The entire description of these changes in customer behaviour would be rather long, but here's a short overview from the context of the real estate business. Consumers are no longer willing to be marketed with obnoxious advertisements and advised what to buy and when to get it. They are fed up with just getting partial information upon which to base their most important decisions. Consumers want and need freedom to control their own fate. They do not like being controlled. They do not like being manipulated.
The next largest force effecting such remarkable changes in the real estate sector is powerful in its own right, but also functions as a catalyst for the changes in customer behaviour.
The catalyst which has empowered customers and is forcing these modifications which are the death knell of traditional real estate broker is... improvements in technology.
The effect of the real estate downturn has accelerated this process to be sure, but just in time. Had it not been for this downturn, the effect of the changes in consumer behaviour would have taken more, but the effect would finally be the same. The downturn has acted like a diversion, however, distracting real estate representatives in the actual reason behind their doom.
I am reminded of the paper salesman who tried to sell me expensive print advertising lately. I ask him,"Why would I advertise in the paper when it has not sold any of my property listings in the last year? Help me out.

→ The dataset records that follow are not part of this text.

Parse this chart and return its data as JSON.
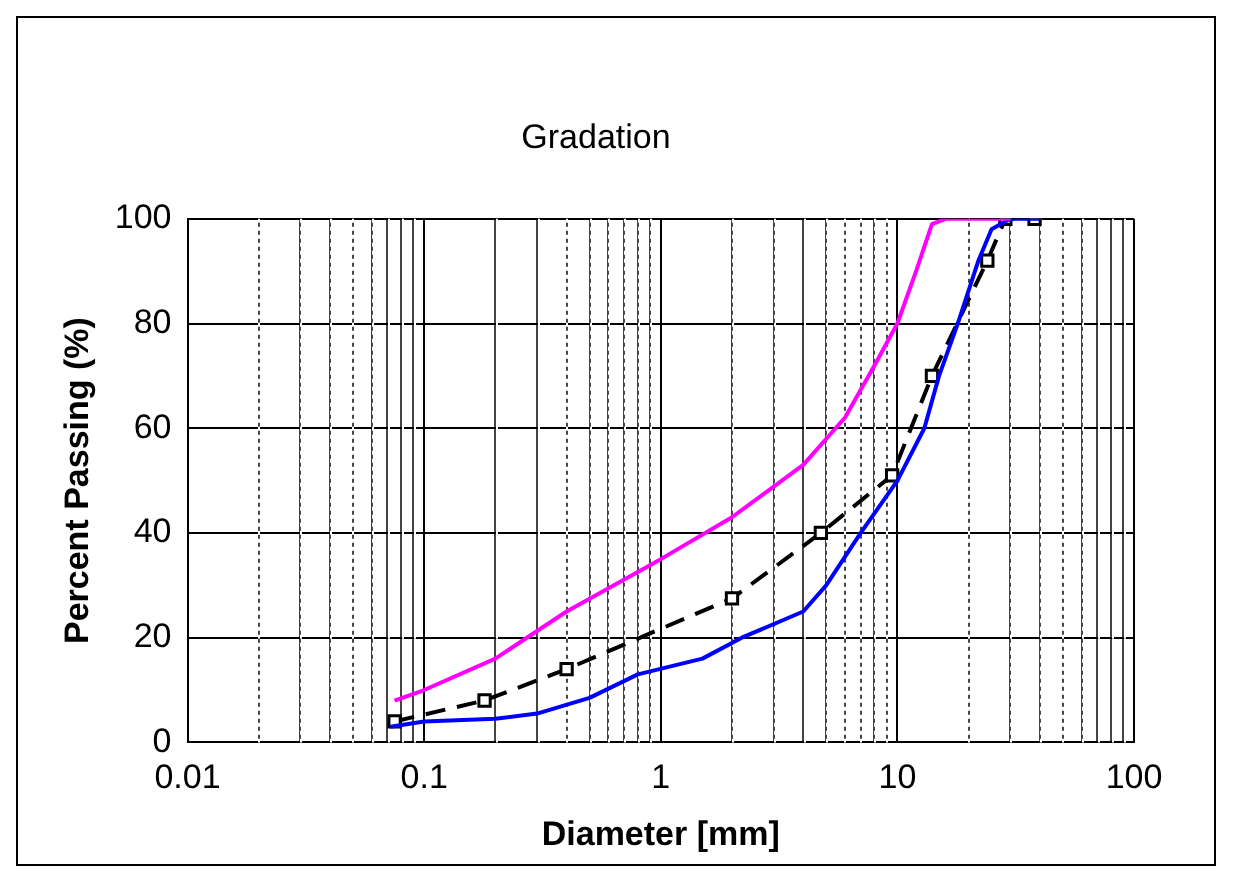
{
  "chart_data": {
    "type": "line",
    "title": "Gradation",
    "xlabel": "Diameter [mm]",
    "ylabel": "Percent Passing (%)",
    "log": "x",
    "grid": true,
    "xlim": [
      0.01,
      100
    ],
    "xticks": [
      0.01,
      {
        "value": 0.02,
        "label": null
      },
      {
        "value": 0.03,
        "label": null
      },
      {
        "value": 0.04,
        "label": null
      },
      {
        "value": 0.05,
        "label": null
      },
      {
        "value": 0.06,
        "label": null
      },
      {
        "value": 0.07,
        "label": null
      },
      {
        "value": 0.08,
        "label": null
      },
      {
        "value": 0.09,
        "label": null
      },
      0.1,
      {
        "value": 0.2,
        "label": null
      },
      {
        "value": 0.3,
        "label": null
      },
      {
        "value": 0.4,
        "label": null
      },
      {
        "value": 0.5,
        "label": null
      },
      {
        "value": 0.6,
        "label": null
      },
      {
        "value": 0.7,
        "label": null
      },
      {
        "value": 0.8,
        "label": null
      },
      {
        "value": 0.9,
        "label": null
      },
      1,
      {
        "value": 2,
        "label": null
      },
      {
        "value": 3,
        "label": null
      },
      {
        "value": 4,
        "label": null
      },
      {
        "value": 5,
        "label": null
      },
      {
        "value": 6,
        "label": null
      },
      {
        "value": 7,
        "label": null
      },
      {
        "value": 8,
        "label": null
      },
      {
        "value": 9,
        "label": null
      },
      10,
      {
        "value": 20,
        "label": null
      },
      {
        "value": 30,
        "label": null
      },
      {
        "value": 40,
        "label": null
      },
      {
        "value": 50,
        "label": null
      },
      {
        "value": 60,
        "label": null
      },
      {
        "value": 70,
        "label": null
      },
      {
        "value": 80,
        "label": null
      },
      {
        "value": 90,
        "label": null
      },
      100
    ],
    "ylim": [
      0,
      100
    ],
    "yticks": [
      0,
      20,
      40,
      60,
      80,
      100
    ],
    "series": [
      {
        "color": "#ff00ff",
        "marker": "none",
        "line_style": "solid",
        "x": [
          0.075,
          0.1,
          0.2,
          0.4,
          1,
          2,
          4,
          6,
          8,
          10,
          12,
          14,
          16,
          20,
          30
        ],
        "values": [
          8,
          10,
          16,
          25,
          35,
          43,
          53,
          62,
          72,
          80,
          90,
          99,
          100,
          100,
          100
        ]
      },
      {
        "color": "#0000ff",
        "marker": "none",
        "line_style": "solid",
        "x": [
          0.072,
          0.1,
          0.2,
          0.3,
          0.5,
          0.8,
          1.5,
          2.2,
          4,
          5,
          7,
          10,
          13,
          15,
          18,
          22,
          25,
          30,
          40
        ],
        "values": [
          3,
          4,
          4.5,
          5.5,
          8.5,
          13,
          16,
          20,
          25,
          30,
          40,
          50,
          60,
          70,
          80,
          92,
          98,
          100,
          100
        ]
      },
      {
        "color": "#000000",
        "marker": "square",
        "line_style": "dashed",
        "x": [
          0.075,
          0.18,
          0.4,
          2,
          4.75,
          9.5,
          14,
          24,
          28.6,
          38
        ],
        "values": [
          4,
          8,
          14,
          27.5,
          40,
          51,
          70,
          92,
          100,
          100
        ]
      }
    ]
  }
}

Why should I advertise in your newspaper?" His reply while soft-spoken and considerate, was of the exact same mindset as many real estate agents now,"Well, you do not need to get left out if your competition is advertising, do you?" In response to my blank stare, he cautioned,"When business is slow, it isn't the time to stop advertisements. It's the opportunity to market more than ever. We used that line in earnings 30 years back. Are they still using online? Yes they are.
Apparently, that kind of sales pitch still works with many real estate brokers and agents, because like flies bouncing off the plate glass windows in a futile attempt to escape from bondage, many brokers continue to do what they admit does not work very well anymore. Whatever we were doing this wasn't functioning before must be performed twice as fast today. If the ship you're on is sinking, be quick about your business and jump on another boat exactly like the previous one. Such behavior is insanity and a ticket to failure.
More real estate agents have filed for bankruptcy protection in the last two years than anytime in U.S. History. And the earthquake hasn't ended as many bricks-and-mortar agents are on the verge of shutting their doors shortly.
It's the early adopters of new business models and new technology who are the millionaire realtors in the years to come. Since time is truncated with the accelerating pace of this rise of technology and using the Internet, those who pause too long to consider doing something will be left so far behind, they may never catch up. Consider a space ship going into warp speed. People who missed the flight will find themselves light years behind their coworkers. This is how it'll be for traditional realtors who insist on staying behind.
There's an answer, and it means embracing technology, new marketing techniques, new tools to achieve customers, and mastering the Internet as a powerful medium.